Question

How many grams of lithium nitrate, LiNO3 (68.9 g/mol), are required to prepare 342.6 mL of a 0.783 M LiNO3 solution ? A) 0.00389 g B) 18.5 g C) 0.0541 g D) 30.1 g E) 0.00635 g

Answer 1

Answer:

b) 18.5 g

Explanation:

The first step is the calculation of number of moles of $LiNO_3$ with the molarity equation, so:

$M=\frac{#~mol}{L}$

With the volume in "L" units (342.6 mL= 0.342 L ) we can find the moles, so:

$0.783~M\frac{#~mol}{0.342~L}$

$#~mol=~0.783*0.342=0.268~mol~LiNO_3$

Now, we have to calculate the molar mass to convert the moles to grams.

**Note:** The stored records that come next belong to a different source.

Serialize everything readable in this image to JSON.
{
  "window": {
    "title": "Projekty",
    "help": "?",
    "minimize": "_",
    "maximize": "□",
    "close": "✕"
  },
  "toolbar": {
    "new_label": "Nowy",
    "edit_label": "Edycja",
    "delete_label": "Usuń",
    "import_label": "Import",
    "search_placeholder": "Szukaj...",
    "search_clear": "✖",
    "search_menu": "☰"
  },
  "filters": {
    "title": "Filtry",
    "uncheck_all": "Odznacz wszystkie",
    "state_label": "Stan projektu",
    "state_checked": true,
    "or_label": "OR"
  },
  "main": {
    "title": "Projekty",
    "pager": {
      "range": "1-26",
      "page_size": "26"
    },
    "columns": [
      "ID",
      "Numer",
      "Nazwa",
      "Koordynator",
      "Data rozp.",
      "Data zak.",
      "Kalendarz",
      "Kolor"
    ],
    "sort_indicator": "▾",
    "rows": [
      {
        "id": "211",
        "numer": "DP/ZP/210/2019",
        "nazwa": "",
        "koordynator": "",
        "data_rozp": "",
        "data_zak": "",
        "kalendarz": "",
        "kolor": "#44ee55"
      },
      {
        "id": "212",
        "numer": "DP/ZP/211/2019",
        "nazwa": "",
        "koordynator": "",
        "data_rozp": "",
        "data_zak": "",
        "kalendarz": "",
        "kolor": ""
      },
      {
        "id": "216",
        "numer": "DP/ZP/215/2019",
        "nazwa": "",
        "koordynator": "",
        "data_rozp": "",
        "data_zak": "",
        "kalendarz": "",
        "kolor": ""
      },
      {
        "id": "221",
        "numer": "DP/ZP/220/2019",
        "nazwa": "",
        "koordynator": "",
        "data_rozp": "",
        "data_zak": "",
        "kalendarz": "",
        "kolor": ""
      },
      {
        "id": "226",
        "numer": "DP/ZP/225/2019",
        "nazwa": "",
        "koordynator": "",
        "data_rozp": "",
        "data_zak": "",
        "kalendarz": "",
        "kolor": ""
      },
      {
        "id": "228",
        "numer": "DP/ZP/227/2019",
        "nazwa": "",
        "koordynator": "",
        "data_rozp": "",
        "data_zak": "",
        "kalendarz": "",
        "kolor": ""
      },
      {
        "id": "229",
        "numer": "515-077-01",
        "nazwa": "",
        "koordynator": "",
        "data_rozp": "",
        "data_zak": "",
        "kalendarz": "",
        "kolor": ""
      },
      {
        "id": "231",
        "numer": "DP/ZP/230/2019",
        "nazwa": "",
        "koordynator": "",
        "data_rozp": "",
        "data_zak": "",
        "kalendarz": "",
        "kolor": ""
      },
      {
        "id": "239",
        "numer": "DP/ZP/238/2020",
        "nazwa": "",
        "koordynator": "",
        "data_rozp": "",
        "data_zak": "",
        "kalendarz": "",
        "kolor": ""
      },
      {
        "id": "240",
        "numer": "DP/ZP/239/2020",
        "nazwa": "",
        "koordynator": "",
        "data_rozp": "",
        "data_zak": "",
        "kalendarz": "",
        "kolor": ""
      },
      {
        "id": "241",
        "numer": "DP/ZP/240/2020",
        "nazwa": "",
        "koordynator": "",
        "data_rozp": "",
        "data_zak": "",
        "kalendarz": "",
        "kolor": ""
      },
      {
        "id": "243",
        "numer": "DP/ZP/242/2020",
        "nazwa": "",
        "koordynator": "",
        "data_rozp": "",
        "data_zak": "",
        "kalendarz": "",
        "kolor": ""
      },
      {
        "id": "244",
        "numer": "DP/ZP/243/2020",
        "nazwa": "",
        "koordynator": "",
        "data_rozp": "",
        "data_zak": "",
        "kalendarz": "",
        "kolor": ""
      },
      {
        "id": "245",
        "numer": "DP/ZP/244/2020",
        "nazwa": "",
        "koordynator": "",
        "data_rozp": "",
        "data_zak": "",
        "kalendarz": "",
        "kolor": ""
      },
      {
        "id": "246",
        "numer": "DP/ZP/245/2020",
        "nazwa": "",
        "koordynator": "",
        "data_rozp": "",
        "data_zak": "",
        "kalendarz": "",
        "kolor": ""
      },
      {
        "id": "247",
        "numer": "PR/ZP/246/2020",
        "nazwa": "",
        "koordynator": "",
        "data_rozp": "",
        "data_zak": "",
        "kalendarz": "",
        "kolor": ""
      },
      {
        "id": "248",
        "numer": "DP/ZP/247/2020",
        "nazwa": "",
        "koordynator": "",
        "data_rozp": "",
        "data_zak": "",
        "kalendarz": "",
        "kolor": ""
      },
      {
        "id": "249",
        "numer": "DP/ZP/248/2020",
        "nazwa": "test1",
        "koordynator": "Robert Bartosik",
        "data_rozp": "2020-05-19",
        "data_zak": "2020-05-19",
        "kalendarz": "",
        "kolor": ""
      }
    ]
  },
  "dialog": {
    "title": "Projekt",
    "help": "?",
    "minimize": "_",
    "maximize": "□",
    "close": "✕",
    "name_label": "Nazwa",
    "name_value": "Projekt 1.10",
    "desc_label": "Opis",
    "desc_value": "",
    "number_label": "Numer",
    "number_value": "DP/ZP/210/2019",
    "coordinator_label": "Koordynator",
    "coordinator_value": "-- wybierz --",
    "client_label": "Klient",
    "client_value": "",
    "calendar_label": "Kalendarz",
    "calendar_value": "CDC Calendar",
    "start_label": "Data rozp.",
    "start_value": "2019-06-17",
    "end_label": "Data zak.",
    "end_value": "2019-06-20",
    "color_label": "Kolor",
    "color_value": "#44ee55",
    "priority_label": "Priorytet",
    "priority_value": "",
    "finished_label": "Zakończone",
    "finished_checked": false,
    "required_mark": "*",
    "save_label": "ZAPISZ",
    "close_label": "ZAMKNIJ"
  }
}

For this we have to know the atomic mass of each atom:

Li ( 6.94 g/mol)

N (14 g/mol

O (16 g/mol)

With these values and the number of atoms in the molecule we can do the math:

(6.94 x 1) + ( 14 x 1) + (16 x 3 ) = 68.94 g/mol

The final step is the calculation of the grams, so:

$0.268~mol~LiNO_3~\frac{69.94~g~LiNO_3}{1~mol~LiNO_3}=~18.5~g~LiNO_3$

We will need 18.5 g of LiNO3 to do a 0.783 M solution with a volume 342.6 mL.